Apr 05, 2007

China: Foreign Journalists Face Restrictions


Journalists continue to face restrictions from Chinese authorities in their attempts to utilize new Chinese regulations supposedly allowing foreign journalists to report freely in the run up to the 2008 Olympic Games.

Below is an article published by Around the Rings:

IOC [International Olympic Committee] President, Jacques Rogge, claimed last weekend that next year's Beijing Olympic Games "will contribute to the evolution of China" and that "the 20,000 journalists who come to the Games will show China as it is. It speaks for itself that that will accelerate the social revolution." Rogge's comments fly in the face of widely reported incidents of intimidation of both domestic and foreign journalists reporting in China.

New regulations introduced supposedly to allow foreign journalists to report freely from China in the run up to the 2008 Games are being ignored widely by local officials. A BBC film crew was recently expelled from Zhushan in Hunan province after attempting to report on riots that had taken place there. Chinese reporters working for foreign newspapers remain imprisoned for reporting on issues deemed sensitive by the Chinese authorities; and foreign journalists wanting to report from Tibet and Xinjiang are still required to apply for special permits, despite a pledge made by Olympics Press Chief, Sun Weijia, at a press briefing in September last year that "they [foreign journalists] can travel anywhere in China. There will be no restrictions."

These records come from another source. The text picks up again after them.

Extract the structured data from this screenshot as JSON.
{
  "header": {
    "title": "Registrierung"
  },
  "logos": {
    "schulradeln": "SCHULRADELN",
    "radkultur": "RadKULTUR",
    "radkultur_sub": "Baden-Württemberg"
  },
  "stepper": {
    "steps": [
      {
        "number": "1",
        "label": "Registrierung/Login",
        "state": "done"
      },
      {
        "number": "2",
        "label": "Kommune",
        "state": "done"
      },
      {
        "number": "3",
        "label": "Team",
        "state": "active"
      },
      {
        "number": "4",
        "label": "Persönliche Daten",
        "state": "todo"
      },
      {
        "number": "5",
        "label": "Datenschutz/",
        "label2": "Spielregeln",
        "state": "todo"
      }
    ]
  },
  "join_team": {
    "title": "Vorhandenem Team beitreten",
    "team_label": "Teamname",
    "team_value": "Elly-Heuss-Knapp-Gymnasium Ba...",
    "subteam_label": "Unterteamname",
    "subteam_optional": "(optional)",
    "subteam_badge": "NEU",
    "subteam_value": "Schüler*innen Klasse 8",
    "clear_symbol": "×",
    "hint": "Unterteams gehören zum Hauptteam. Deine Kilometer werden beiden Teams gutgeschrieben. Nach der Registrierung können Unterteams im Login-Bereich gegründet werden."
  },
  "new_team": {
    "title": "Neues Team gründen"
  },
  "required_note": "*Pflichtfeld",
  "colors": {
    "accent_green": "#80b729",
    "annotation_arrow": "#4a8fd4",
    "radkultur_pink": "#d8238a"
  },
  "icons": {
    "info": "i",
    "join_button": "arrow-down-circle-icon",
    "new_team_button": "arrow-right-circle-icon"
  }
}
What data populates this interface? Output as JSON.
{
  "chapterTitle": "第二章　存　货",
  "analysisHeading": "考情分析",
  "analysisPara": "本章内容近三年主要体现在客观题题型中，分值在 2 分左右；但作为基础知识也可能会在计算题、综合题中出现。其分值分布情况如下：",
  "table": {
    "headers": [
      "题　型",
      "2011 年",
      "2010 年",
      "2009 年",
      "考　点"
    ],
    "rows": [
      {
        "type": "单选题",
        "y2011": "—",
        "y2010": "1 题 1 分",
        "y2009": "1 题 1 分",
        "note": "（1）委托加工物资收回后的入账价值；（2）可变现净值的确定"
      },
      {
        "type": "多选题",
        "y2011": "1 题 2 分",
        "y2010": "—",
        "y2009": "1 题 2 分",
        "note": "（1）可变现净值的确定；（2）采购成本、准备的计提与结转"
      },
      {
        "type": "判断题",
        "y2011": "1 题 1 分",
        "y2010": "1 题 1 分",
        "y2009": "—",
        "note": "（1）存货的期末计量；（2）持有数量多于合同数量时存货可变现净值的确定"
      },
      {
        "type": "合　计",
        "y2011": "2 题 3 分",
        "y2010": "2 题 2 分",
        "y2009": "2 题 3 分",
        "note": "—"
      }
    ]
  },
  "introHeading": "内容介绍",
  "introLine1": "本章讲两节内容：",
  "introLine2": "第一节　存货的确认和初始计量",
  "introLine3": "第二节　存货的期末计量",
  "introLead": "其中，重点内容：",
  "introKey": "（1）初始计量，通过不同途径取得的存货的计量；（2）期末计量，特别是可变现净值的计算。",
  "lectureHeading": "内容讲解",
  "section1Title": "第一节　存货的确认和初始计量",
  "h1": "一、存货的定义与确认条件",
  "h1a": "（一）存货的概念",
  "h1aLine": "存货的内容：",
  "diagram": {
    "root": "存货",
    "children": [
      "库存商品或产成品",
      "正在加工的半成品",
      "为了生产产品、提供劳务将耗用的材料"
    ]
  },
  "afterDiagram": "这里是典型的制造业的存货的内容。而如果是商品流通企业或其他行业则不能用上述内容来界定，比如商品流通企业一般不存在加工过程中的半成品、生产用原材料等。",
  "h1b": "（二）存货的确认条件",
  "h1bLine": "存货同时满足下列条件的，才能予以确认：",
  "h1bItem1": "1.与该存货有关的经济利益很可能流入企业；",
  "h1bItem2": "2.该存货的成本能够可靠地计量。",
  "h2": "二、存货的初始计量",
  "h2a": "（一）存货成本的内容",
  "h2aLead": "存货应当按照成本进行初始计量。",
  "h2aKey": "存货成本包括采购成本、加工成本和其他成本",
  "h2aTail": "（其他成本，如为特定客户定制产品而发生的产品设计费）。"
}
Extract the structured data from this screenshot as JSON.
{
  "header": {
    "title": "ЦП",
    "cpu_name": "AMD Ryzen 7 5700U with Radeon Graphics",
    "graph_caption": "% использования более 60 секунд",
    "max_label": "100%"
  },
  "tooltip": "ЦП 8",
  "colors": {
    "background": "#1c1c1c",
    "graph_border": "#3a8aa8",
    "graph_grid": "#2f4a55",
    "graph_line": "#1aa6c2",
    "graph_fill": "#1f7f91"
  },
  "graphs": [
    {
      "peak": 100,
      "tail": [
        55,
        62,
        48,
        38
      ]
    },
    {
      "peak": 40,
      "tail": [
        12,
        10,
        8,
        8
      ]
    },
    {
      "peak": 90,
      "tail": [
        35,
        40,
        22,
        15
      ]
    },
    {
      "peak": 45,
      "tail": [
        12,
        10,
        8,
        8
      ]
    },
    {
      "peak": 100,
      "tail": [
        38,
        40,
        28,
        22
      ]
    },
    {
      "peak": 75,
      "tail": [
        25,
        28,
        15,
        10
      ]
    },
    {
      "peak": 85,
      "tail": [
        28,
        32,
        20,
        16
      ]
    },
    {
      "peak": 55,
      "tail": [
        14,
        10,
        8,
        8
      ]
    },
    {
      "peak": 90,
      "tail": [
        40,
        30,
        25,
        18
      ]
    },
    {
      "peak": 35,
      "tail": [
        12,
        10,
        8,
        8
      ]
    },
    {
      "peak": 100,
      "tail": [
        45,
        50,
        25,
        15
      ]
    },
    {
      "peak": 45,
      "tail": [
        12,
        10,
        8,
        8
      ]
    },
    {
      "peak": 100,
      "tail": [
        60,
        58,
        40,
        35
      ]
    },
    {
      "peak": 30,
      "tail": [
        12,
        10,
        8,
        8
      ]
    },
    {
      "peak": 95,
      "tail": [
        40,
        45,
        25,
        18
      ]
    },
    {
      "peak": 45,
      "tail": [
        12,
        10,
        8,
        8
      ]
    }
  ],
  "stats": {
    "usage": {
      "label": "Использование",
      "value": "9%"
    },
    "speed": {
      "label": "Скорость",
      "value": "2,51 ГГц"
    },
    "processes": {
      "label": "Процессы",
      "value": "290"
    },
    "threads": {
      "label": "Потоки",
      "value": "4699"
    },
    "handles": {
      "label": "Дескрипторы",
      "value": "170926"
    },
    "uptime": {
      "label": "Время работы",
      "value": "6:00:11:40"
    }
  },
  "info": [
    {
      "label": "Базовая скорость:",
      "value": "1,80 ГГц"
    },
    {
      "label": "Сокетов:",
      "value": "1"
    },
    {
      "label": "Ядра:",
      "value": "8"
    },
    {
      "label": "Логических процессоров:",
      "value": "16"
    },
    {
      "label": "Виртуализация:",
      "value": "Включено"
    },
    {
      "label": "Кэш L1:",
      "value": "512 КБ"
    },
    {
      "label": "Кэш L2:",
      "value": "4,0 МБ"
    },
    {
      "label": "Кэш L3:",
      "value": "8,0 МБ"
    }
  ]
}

"Rogge's comments represent a total failure by the IOC to hold China to the pledge it made to allow full media freedoms during the Games." said Matt Whitticase of Free Tibet Campaign. "How can Chinese and foreign journalists 'show China as it is' when it is so difficult for them just to obtain permission to travel to places like Tibet? If Rogge is sincere in his opinion that the Games will benefit the evolution of Chinese society, he must demand immediately that China lifts all restrictions on foreign and domestic journalists in their coverage of China in the run up to the Games."